Disposable medical masks (also known as surgical masks) are loose-fitting devices that were designed to be worn by medical personnel to protect accidental contamination of patient wounds, and to protect the wearer against splashes or sprays of bodily fluids (36). There is limited evidence for their effectiveness in preventing influenza virus transmission either when worn by the infected person for source control or when worn by uninfected persons to reduce exposure. Our systematic review found no significant effect of face masks on transmission of laboratory confirmed influenza.
If that study is not current enough I suggest you read the the more recent study that was published by Stanford University physician Baruch Vainshelboim that concluded the following after reviewing the scientific evidence regarding the use of face masks specifically in the Covid-19 era.

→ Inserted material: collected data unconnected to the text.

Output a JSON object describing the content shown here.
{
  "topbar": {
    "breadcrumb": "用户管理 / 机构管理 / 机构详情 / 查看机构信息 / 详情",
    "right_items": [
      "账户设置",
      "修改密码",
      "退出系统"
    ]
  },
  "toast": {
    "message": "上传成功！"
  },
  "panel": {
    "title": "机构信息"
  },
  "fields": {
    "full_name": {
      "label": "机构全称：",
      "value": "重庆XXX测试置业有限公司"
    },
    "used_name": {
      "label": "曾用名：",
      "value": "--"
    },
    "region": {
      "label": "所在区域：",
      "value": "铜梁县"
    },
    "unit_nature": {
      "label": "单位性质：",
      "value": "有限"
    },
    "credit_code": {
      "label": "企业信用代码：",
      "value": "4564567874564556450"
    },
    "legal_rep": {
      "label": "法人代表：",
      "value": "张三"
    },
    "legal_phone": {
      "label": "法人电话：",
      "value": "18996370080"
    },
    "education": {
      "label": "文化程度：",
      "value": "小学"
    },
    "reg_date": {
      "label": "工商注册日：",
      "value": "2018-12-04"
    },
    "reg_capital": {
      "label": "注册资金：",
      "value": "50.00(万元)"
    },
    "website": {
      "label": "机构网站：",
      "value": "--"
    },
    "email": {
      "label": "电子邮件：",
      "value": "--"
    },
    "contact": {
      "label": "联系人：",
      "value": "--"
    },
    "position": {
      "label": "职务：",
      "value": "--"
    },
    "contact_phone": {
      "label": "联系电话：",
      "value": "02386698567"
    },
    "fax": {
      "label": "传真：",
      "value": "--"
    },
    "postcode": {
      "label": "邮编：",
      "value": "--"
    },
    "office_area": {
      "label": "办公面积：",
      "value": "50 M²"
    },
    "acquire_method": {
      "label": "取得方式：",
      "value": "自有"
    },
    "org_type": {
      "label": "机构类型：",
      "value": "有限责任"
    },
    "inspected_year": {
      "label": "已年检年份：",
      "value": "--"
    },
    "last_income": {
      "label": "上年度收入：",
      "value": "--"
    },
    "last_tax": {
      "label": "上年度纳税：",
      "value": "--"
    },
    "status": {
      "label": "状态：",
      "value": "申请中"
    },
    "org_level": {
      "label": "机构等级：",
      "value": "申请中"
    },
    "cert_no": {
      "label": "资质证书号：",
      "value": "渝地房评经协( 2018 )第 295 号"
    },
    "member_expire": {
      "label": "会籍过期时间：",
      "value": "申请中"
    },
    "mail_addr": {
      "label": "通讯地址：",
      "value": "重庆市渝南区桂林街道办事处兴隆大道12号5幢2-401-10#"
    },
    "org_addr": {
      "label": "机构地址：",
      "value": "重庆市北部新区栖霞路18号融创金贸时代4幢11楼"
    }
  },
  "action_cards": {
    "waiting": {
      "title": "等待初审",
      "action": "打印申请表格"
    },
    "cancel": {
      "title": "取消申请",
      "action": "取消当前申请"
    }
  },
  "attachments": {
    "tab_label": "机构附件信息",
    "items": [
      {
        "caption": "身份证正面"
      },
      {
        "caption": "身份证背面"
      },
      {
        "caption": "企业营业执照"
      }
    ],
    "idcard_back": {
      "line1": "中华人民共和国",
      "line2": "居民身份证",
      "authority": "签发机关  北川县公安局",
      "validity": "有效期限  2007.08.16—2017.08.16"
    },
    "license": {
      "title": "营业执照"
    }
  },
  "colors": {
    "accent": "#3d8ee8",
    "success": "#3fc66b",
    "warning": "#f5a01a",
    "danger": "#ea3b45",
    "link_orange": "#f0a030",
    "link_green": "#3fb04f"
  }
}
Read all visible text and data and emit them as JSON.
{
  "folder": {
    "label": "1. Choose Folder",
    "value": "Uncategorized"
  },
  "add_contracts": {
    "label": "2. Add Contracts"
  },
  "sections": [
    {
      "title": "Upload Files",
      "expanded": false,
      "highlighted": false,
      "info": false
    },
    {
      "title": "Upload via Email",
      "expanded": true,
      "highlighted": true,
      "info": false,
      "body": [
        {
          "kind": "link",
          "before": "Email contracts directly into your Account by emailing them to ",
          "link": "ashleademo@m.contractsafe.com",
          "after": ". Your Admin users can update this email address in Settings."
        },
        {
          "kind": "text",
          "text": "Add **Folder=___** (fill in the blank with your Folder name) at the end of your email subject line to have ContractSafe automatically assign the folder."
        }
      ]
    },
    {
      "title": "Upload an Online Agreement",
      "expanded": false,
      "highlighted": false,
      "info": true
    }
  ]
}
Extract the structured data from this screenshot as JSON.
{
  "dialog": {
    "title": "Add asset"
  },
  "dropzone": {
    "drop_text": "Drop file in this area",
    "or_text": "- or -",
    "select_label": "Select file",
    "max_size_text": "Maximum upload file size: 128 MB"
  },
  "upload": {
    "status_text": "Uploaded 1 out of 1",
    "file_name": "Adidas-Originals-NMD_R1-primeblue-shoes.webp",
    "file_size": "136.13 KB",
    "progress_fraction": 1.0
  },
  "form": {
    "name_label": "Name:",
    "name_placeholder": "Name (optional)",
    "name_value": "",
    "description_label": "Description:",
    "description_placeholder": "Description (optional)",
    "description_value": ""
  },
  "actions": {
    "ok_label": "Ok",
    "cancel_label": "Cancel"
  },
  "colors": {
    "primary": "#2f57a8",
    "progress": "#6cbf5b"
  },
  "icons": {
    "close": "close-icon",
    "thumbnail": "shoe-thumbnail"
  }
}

Face masks have proven ineffective in blocking human-to-human transmission of Covid. Moreover, wearing face masks has been demonstrated to have substantial adverse physiological and psychological effects.
The existing scientific evidences challenge the safety and efficacy of wearing facemask as preventive intervention for COVID-19. The data suggest that both medical and non-medical facemasks are ineffective to block human-to-human transmission of viral and infectious disease such SARS-CoV-2 and COVID-19, supporting against the usage of facemasks. Wearing facemasks has been demonstrated to have substantial adverse physiological and psychological effects. These include hypoxia, hypercapnia, shortness of breath, increased acidity and toxicity, activation of fear and stress response, rise in stress hormones, immunosuppression, fatigue, headaches, decline in cognitive performance, predisposition for viral and infectious illnesses, chronic stress, anxiety and depression. Long-term consequences of wearing facemask can cause health deterioration, developing and progression of chronic diseases and premature death.
What is also striking in the planning document is that the CDC did not conceive of any of the measures lasting more than 6-8 weeks with the possibility that it might require NPI's of at most 12 weeks in the case of a Category 4 or 5 pandemic that involved mitigation efforts.
Considering that we will soon be at 60 weeks of NPI's in this pandemic suggests to me that our public health response has been better at prolonging the pandemic with its recommendations than it has in curtailing or containing it.
How did we get here?
There was a detailed plan sitting on the shelf when this all began.
Why did our public health experts not follow the plan that had been established?
Did they panic?
Did politics outweigh good policy?
Was it all about the public health "experts" enjoying their new found power?
I don't know the answer.
However, it is clear to me that the public health people establishment has caused greater damage to mankind in its response to Covid than anyone else has ever done in human history short of causing a World War.
I hope we some day find out the answer as to why the CDC and other ignored their own planning document in responding to the Covid pandemic.
Panic. Politics. Power. What was it?